Davis drew Gilbert aside to whisper, “I know he is your friend and innocent of the crimes, but we must look into Lord Carmichael’s affairs again.”

Gilbert glanced quickly over his shoulder. “Carmichael wouldn’t have willingly colluded with a killer. He is too softhearted to wish anyone ill. The killer might hold a grudge against him or might even be in love with him.”

“Agreed, my lord,” Davis promised.

Gilbert pondered the two possibilities with concern. Whoever it was, they had stopped Carmichael from making a match with Angela Berry, someone they must have perceived as unsuitable. “We must keep this conversation between us. I don’t want him knowing anything about this yet.”

Davis pursed his lips. “Very well, my lord. I’ll keep quiet. For now.”

He found a new page in his book to write upon and returned to John Lacy. “Tell me the name of every person you recall your sister speaking to in the last two weeks. Everyone.”

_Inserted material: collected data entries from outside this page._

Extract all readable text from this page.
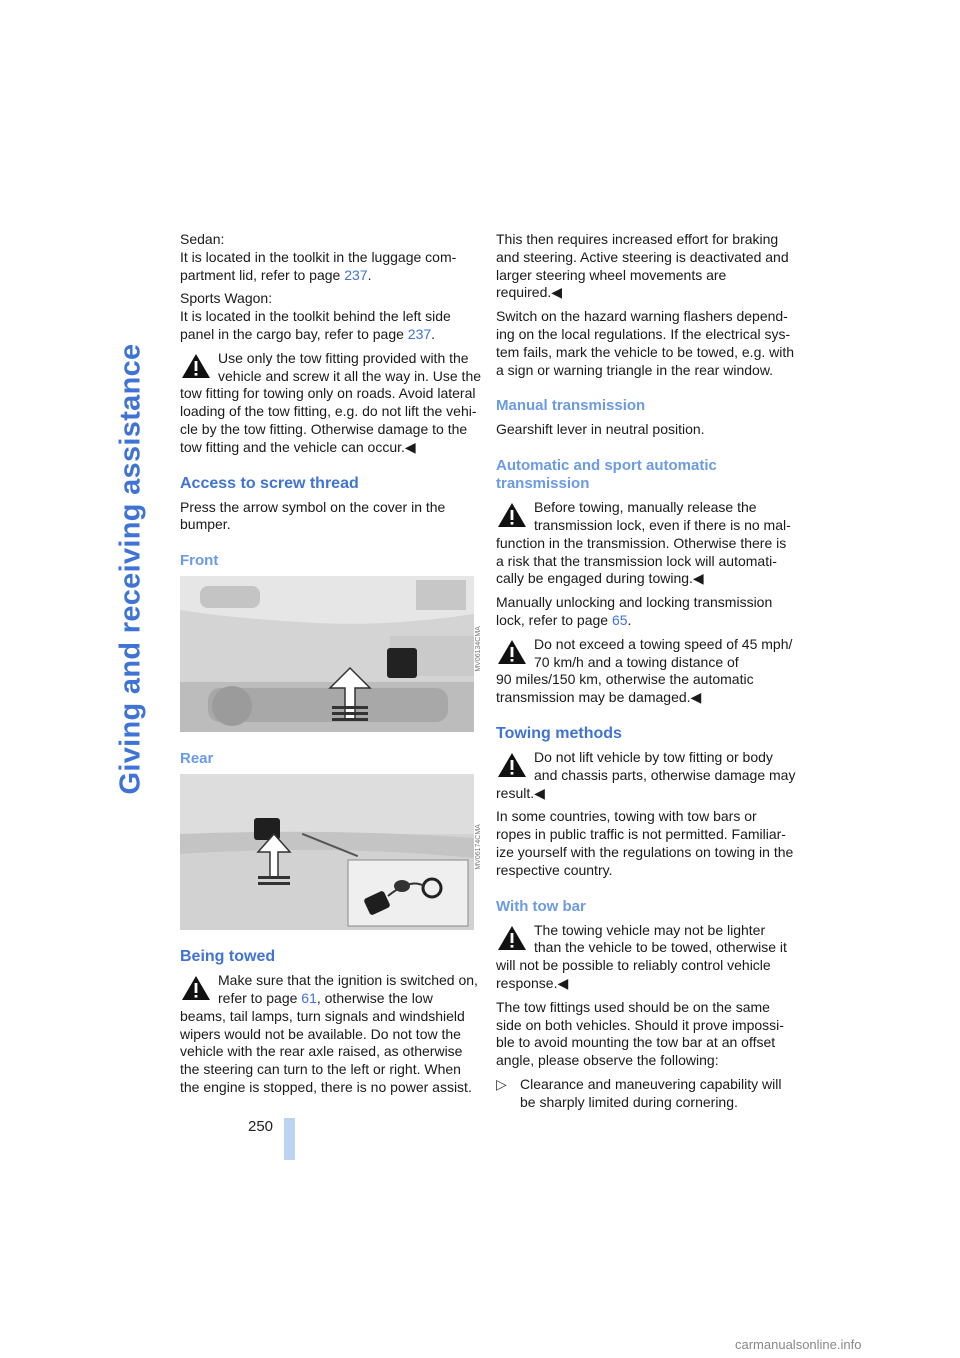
Giving and receiving assistance

Sedan:
It is located in the toolkit in the luggage com-
partment lid, refer to page 237.

Sports Wagon:
It is located in the toolkit behind the left side
panel in the cargo bay, refer to page 237.

Use only the tow fitting provided with the
vehicle and screw it all the way in. Use the
tow fitting for towing only on roads. Avoid lateral
loading of the tow fitting, e.g. do not lift the vehi-
cle by the tow fitting. Otherwise damage to the
tow fitting and the vehicle can occur.◀
Access to screw thread

Press the arrow symbol on the cover in the
bumper.

Front
MV06134CMA
Rear
MV06174CMA
Being towed
Make sure that the ignition is switched on,
refer to page 61, otherwise the low
beams, tail lamps, turn signals and windshield
wipers would not be available. Do not tow the
vehicle with the rear axle raised, as otherwise
the steering can turn to the left or right. When
the engine is stopped, there is no power assist.

This then requires increased effort for braking
and steering. Active steering is deactivated and
larger steering wheel movements are
required.◀

Switch on the hazard warning flashers depend-
ing on the local regulations. If the electrical sys-
tem fails, mark the vehicle to be towed, e.g. with
a sign or warning triangle in the rear window.

Manual transmission

Gearshift lever in neutral position.

Automatic and sport automatic
transmission
Before towing, manually release the
transmission lock, even if there is no mal-
function in the transmission. Otherwise there is
a risk that the transmission lock will automati-
cally be engaged during towing.◀

Manually unlocking and locking transmission
lock, refer to page 65.

Do not exceed a towing speed of 45 mph/
70 km/h and a towing distance of
90 miles/150 km, otherwise the automatic
transmission may be damaged.◀
Towing methods
Do not lift vehicle by tow fitting or body
and chassis parts, otherwise damage may
result.◀

In some countries, towing with tow bars or
ropes in public traffic is not permitted. Familiar-
ize yourself with the regulations on towing in the
respective country.

With tow bar
The towing vehicle may not be lighter
than the vehicle to be towed, otherwise it
will not be possible to reliably control vehicle
response.◀

The tow fittings used should be on the same
side on both vehicles. Should it prove impossi-
ble to avoid mounting the tow bar at an offset
angle, please observe the following:

▷ Clearance and maneuvering capability will
be sharply limited during cornering.
250
carmanualsonline.info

“That’s a lot of names,” Mr. Lacy warned.

“Don’t leave anyone out. Everyone she might have contact with is a suspect. I am at your complete disposal for as much time as you can spare,” Gilbert promised. He needed to know precisely when Myra Lacy and Carmichael had met, and where also.

And then, despite the awkwardness he would feel, Gilbert would put his best friend’s affairs under a microscope…and hope he never learned of it.